LMCache — High-performance KV Cache Layer for LLM Serving
Overview
LMCache is an open-source caching layer specifically built to speed up large language model (LLM) serving. It focuses on reusing computed KV caches (key/value activations) across different storage tiers (GPU, CPU DRAM, local disk) and across serving instances to reduce redundant computation, lower time-to-first-token (TTFT), and increase overall throughput. LMCache is designed to be engine-agnostic but offers deep integration with vLLM for optimized performance.
Key features
- High-performance KV cache management across multiple tiers: GPU, CPU, and disk.
- Cross-instance and P2P KV cache sharing to reuse computation across different serving processes or machines.
- Support for non-prefix KV caches (not limited to prefix-based reuse).
- Integrations with vLLM (native features like CPU KV offloading, disaggregated prefill, and P2P sharing).
- Multiple storage backends, including CPU, local disk, and NIXL.
- Installation via pip and compatibility notes for common GPU/Linux environments.
- Production-oriented tooling and ecosystem support (works with vLLM production stack, llm-d, KServe).
- Open-source license (Apache-2.0) and active community resources: docs, examples, blog, Slack, and bi-weekly community meetings.
Why it matters
Serving large models at scale—especially for long-context and multi-turn interactions—can be extremely costly because repeated token sequences or reused content require recomputing expensive key/value caches. LMCache stores and reuses these caches across storage tiers and instances so that reused text does not force full re-computation on the GPU. Combined with optimized serving engines (e.g., vLLM), LMCache can deliver substantial latency and GPU-cycle savings (authors report common improvements in the 3–10x range in many RAG and multi-round QA use cases).
Integrations & Ecosystem
- Deep integration with vLLM to provide CPU KV offloading, disaggregated prefill, and P2P sharing.
- Supported in production stacks such as the vLLM production stack and frameworks like llm-d and KServe, enabling easier enterprise deployment.

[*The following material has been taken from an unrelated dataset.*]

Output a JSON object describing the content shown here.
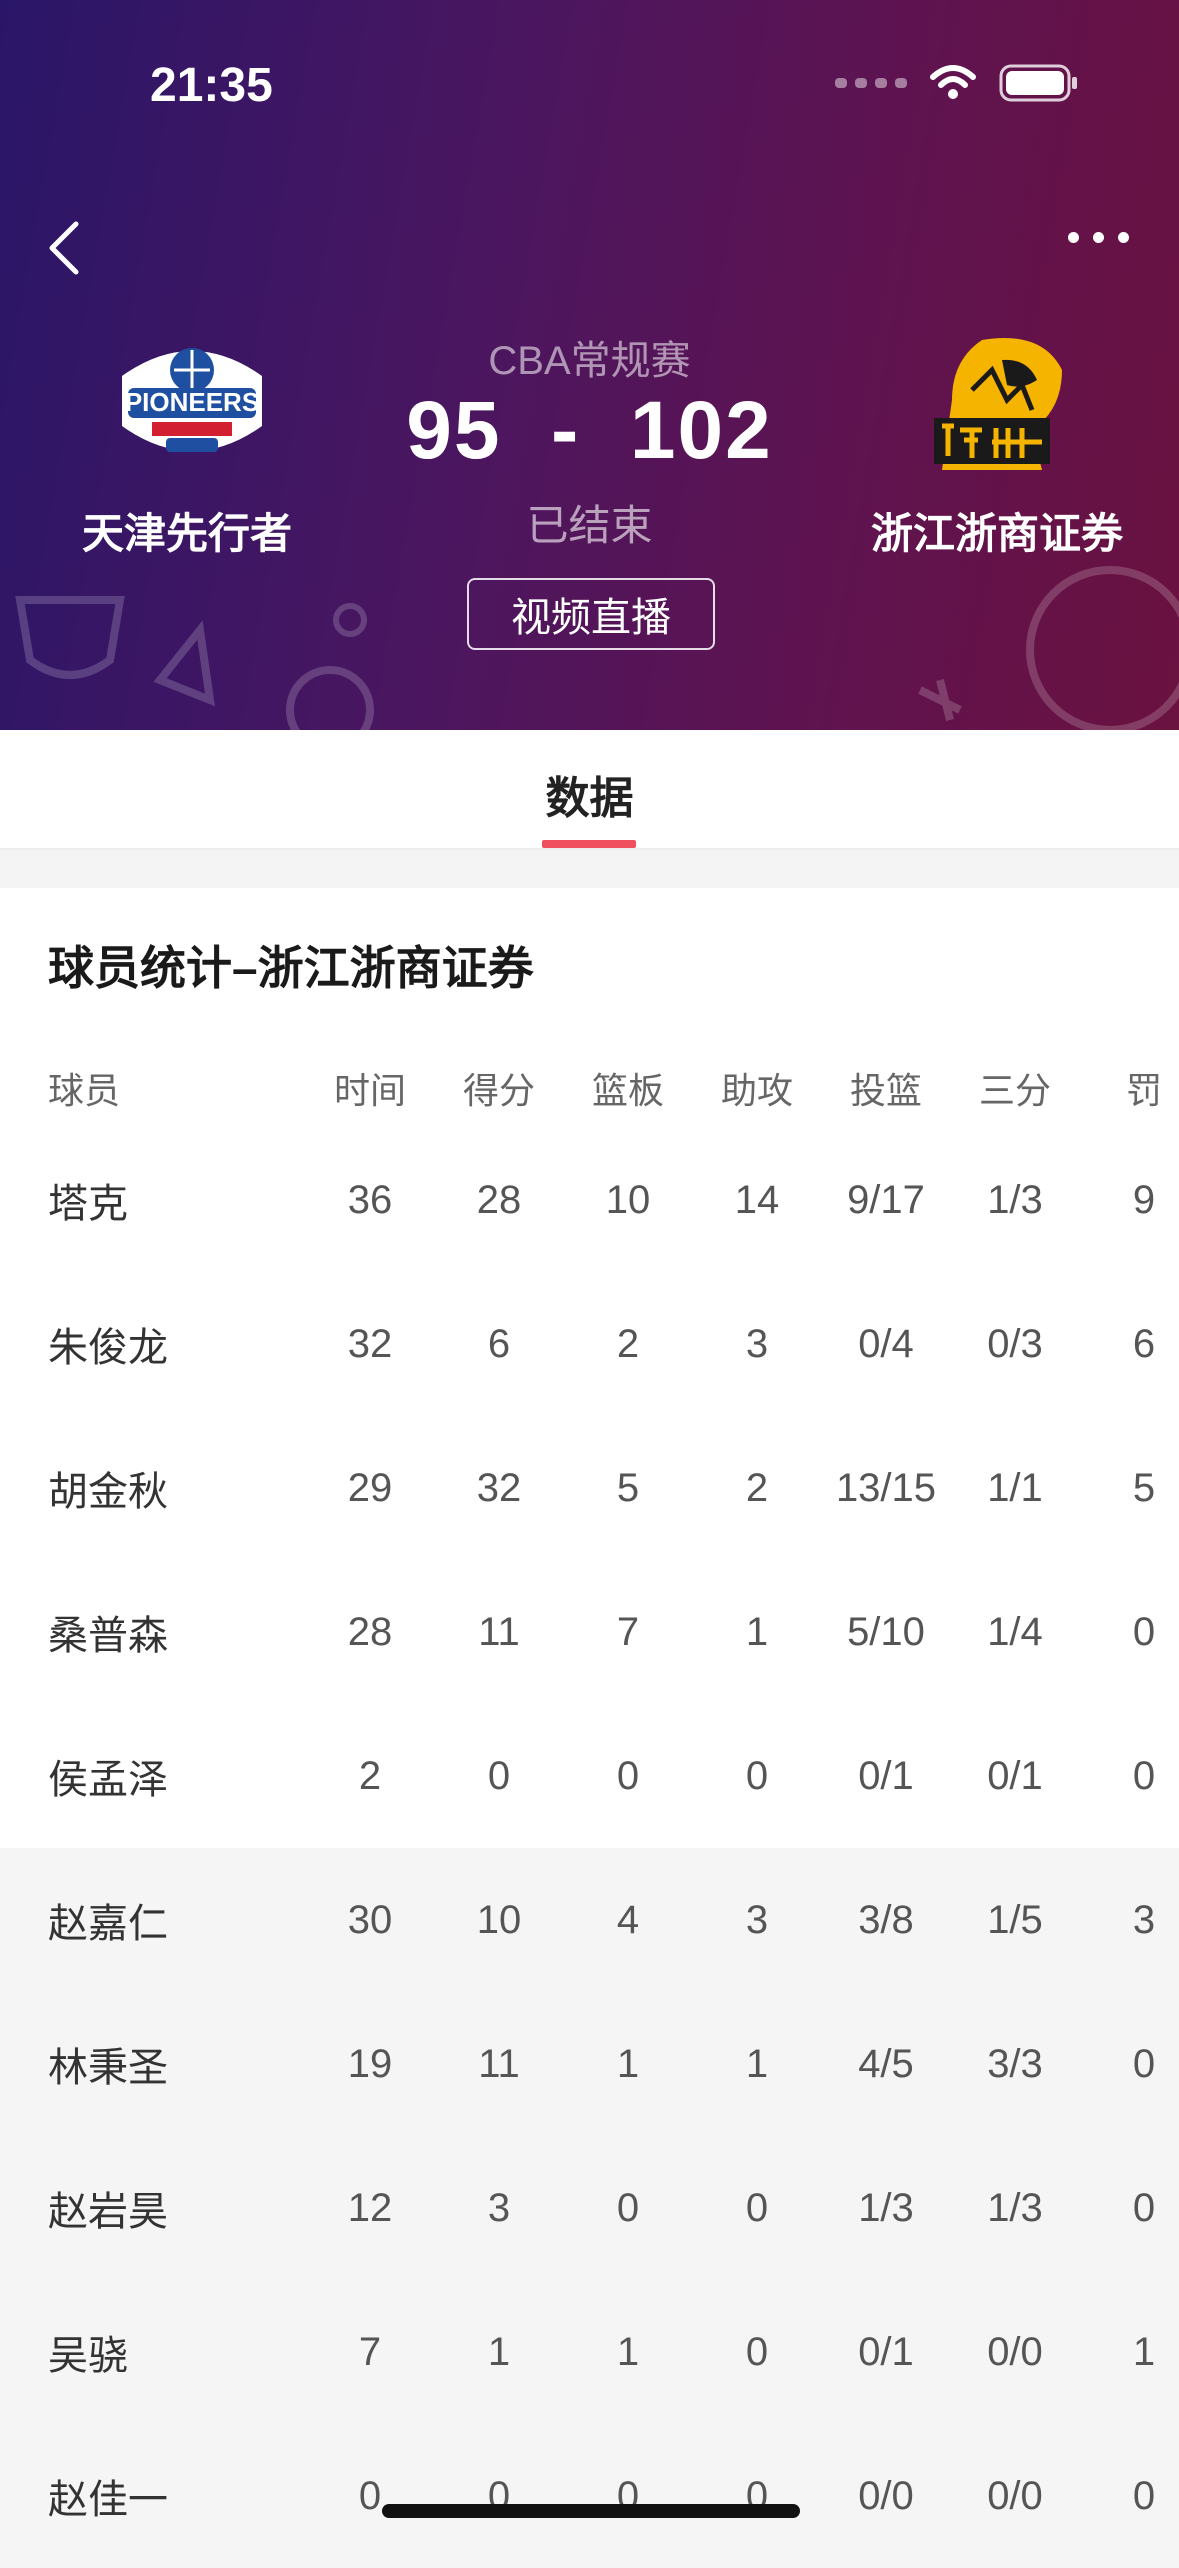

- Examples, quickstarts, and documentation available to help developers integrate LMCache into their serving pipelines.
Typical use cases
- Multi-round conversational agents where contexts or earlier turns are repeatedly accessed.
- Retrieval-augmented generation (RAG) where retrieved passages are reused across requests.
- High-throughput LLM inference deployments trying to minimize GPU compute and TTFT.
Installation & Getting Started
Installable via pip (pip install lmcache). The project provides detailed docs and quickstart examples that cover different serving engines, compatibility notes (torch/version mismatches), and example integrations with vLLM.
Community, Citation & License
LMCache is actively developed and documented (docs and blog). The repo includes citations to related academic work (Cachegen, CacheBlend, LMCache paper), is licensed under Apache-2.0, and maintains CI, tests, and community channels (Slack, YouTube recordings, meetings).